December 13, 2012 |  4:17 pm

A state appellate court has denied the Boy Scouts of America’s request to reverse a Santa Barbara judge's order to turn over confidential files on alleged sexual abuse spanning two decades.

The Boy Scouts will appeal the decision to the California Supreme Court, a spokesman said Thursday.

Lawyers for a former Scout, who was 13 when a volunteer leader sexually abused him in 2007, contend that the files will expose a "culture of hidden sexual abuse" in Scouting and the organization’s failure to warn boys and their parents.The lawsuit alleges that a local Scout official tried to keep the boy's mother from reporting the crime to police, citing that as an example of efforts to conceal abuse in Scouting. The youth group denies the allegations.

FULL COVERAGE: Inside the 'perversion files'

In January, Santa Barbara County Superior Court Judge Donna Geck ordered all files dating to 1991 turned over to the boy's lawyers but not made public.

In April, the Scouts filed a writ with the California 2nd District Court of Appeal, seeking to reverse Geck’s order. The group contends that the records must remain confidential to protect the privacy of victims, those who report abuse and those wrongly accused.

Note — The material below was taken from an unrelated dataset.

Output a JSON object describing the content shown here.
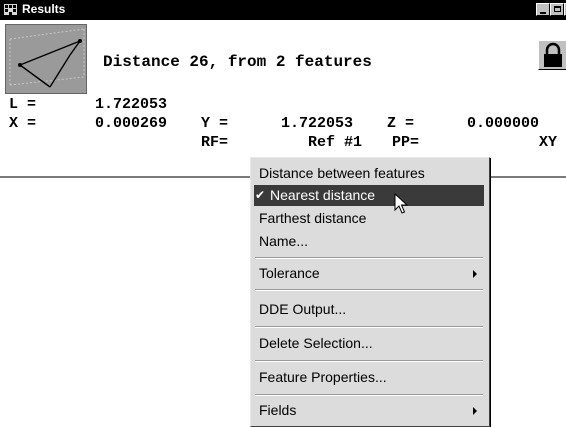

"The BSA believes confidentiality of the files helps to encourage prompt reporting," spokesman Deron Smith said. "The files are only one component of BSA’s established Youth Protection program."

DOCUMENTS: A paper trail of abuse

In October, more than 1,200 of the confidential files from 1965 to 1985 were made public by order of the Oregon Supreme Court, a decision that did not have a direct bearing on the California case.

Timothy Hale, the family's lawyer in the Santa Barbara case, denounced the Scouts’ efforts to keep more recent files under wraps. By shielding the identities of "thousands of perpetrators who are roaming free in society," he said, the Scouts are putting children at risk.

"If their first priority is child welfare, then stop the secrecy game – stop fighting for it," Hale said.